Tu fais toujours les choses avec plaisir, sans t’infliger de barrières et ça se ressent dans ce titre hybride…

Tu as bien cerné le truc parce que c’est vrai que je ne regrette pas ce que j’ai fait dans le passé. Ça m’a énormément appris et ça m’a permis d’avoir une communauté fidèle qui me suit sur les réseaux sociaux mais malheureusement, on nous met encore trop souvent dans des cases… Là où on m’a vue naître sur scène – dans Le Roi Soleil ou dans Les Trois Mousquetaires -, je campais des rôles, j’incarnais des personnages donc j’ai chanté des chansons qui n’étaient pas les miennes, qui ne faisaient pas nécessairement partie de mon registre. Ça a aussi été le cas avec la BO de Heroes et ça le sera avec celle du film Aline de Valérie Lemercier. Aujourd’hui, je me présente en moi, Victoria, et je viens avec mon projet, mes compos et mon style. Ça ne veut pas dire que je renie quoi que ce soit mais juste que pour la première fois, je m’exprime à travers mes mots…
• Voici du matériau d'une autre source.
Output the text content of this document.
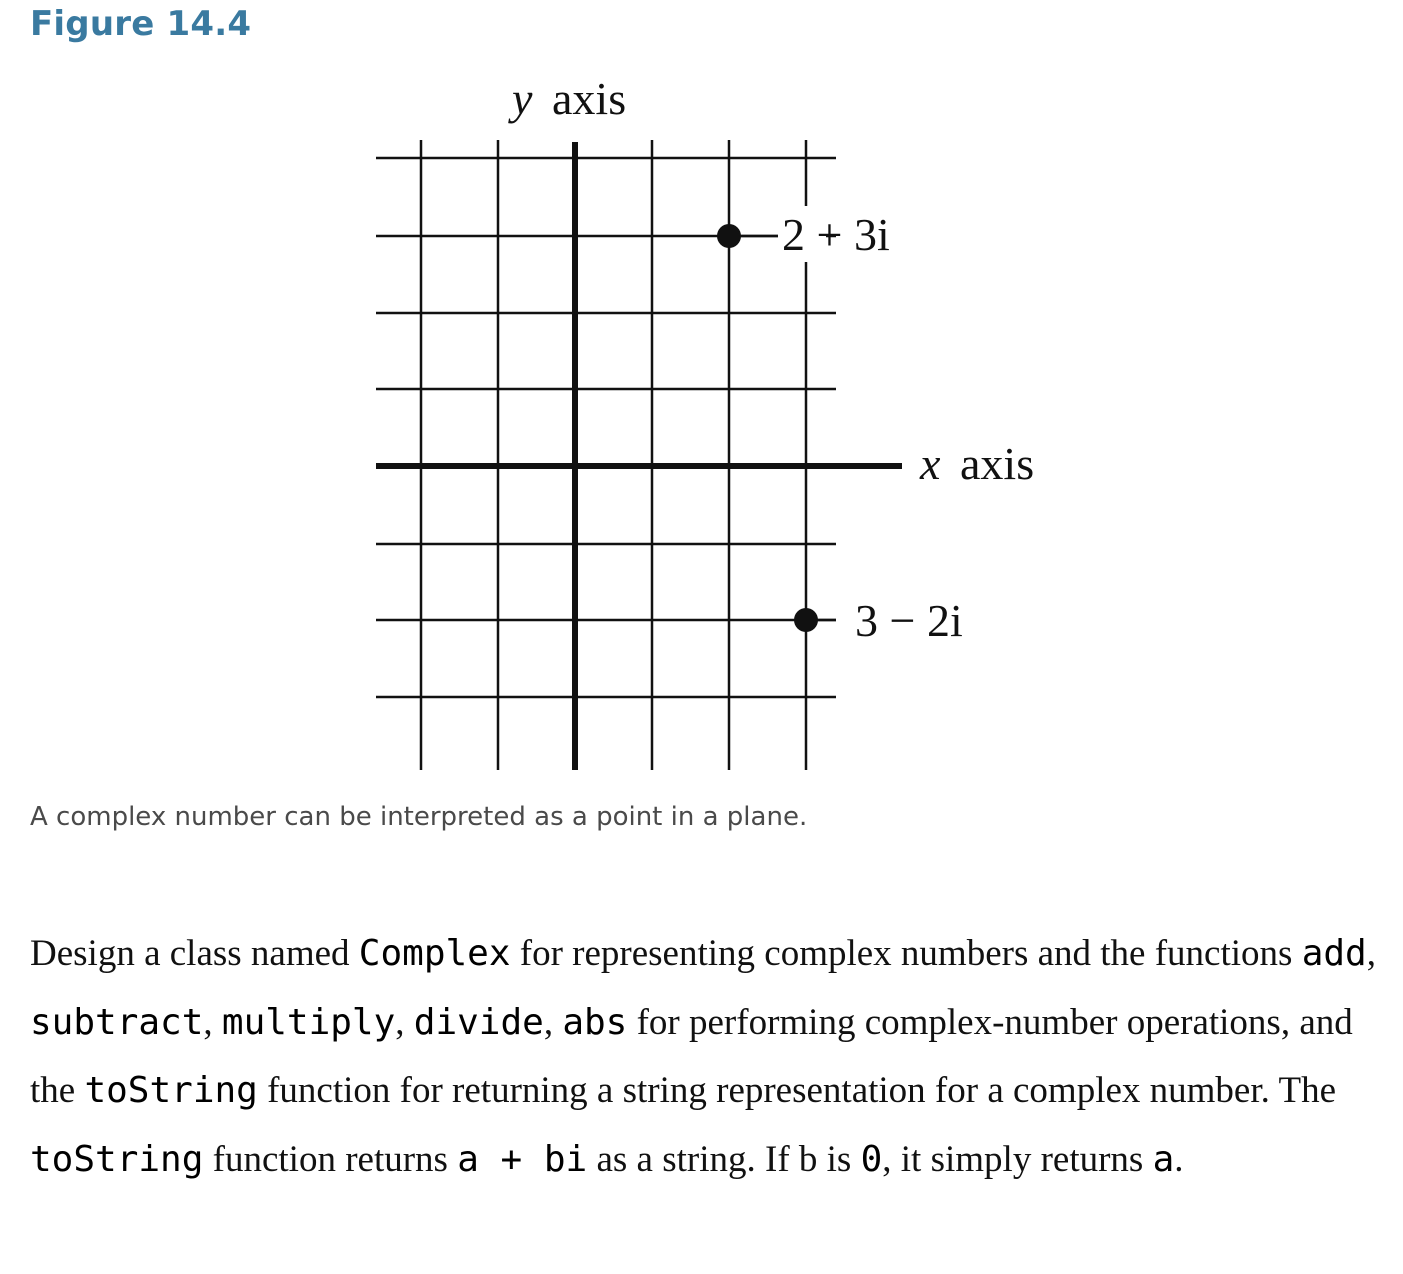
Figure 14.4
y axis
x axis
2 + 3i
3 − 2i

A complex number can be interpreted as a point in a plane.

Design a class named Complex for representing complex numbers and the functions add, subtract, multiply, divide, abs for performing complex-number operations, and the toString function for returning a string representation for a complex number. The toString function returns a + bi as a string. If b is 0, it simply returns a.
Piano, electro, de la voix et un phrasé presque parlé…

FMLP c’est une scène d’ouverture, une carte de visite… Je voulais qu’il y ait un peu toutes mes facettes, que ça explique qui je suis et que ça ne déçoive pas non plus les gens qui me suivent depuis des années. Il y a la voix que les « anciens » connaissent et un style musical qui, j’espère, séduira les nouveaux ! Avec ce titre, on a vraiment joué la carte de ce grand écart entre les envolées vocales et une interprétation plus moderne, plus punchy, avec de l’electro et du phrasé plus urbain.

 

Tu es le « résultat » de ton parcours et sans toutes tes expériences, FMLP n’existerait très certainement pas…

C’est complètement ça ! Si je m’étais lancée toute jeune dans un projet perso, j’aurais suivi une autre voie et je n’aurais pas tout ce bagage derrière moi… Les comédies musicales ont été une expérience complètement dingue de travail, de rencontres, de rigueur, de sensations et d’émotions ! Sur Le Roi Soleil, j’étais un chromosome d’à peine 18 ans, je découvrais tout juste la vie et la musique alors j’aurais été incapable à l’époque de savoir ce que j’avais l’intention de « proposer » en tant qu’artiste solo ! (rires) Ça m’a appris à travailler avec sérieux, à être capable de chanter tous les soirs, à jouer des personnages, à travailler en équipe et ça m’a permis de faire mes premiers pas sur scène devant des milliers de personnes de tous âges à chaque représentation ! Ça a été une formation extraordinaire…

Preuve qu’il faut du temps pour se trouver, une quinzaine d’années auront été nécessaires…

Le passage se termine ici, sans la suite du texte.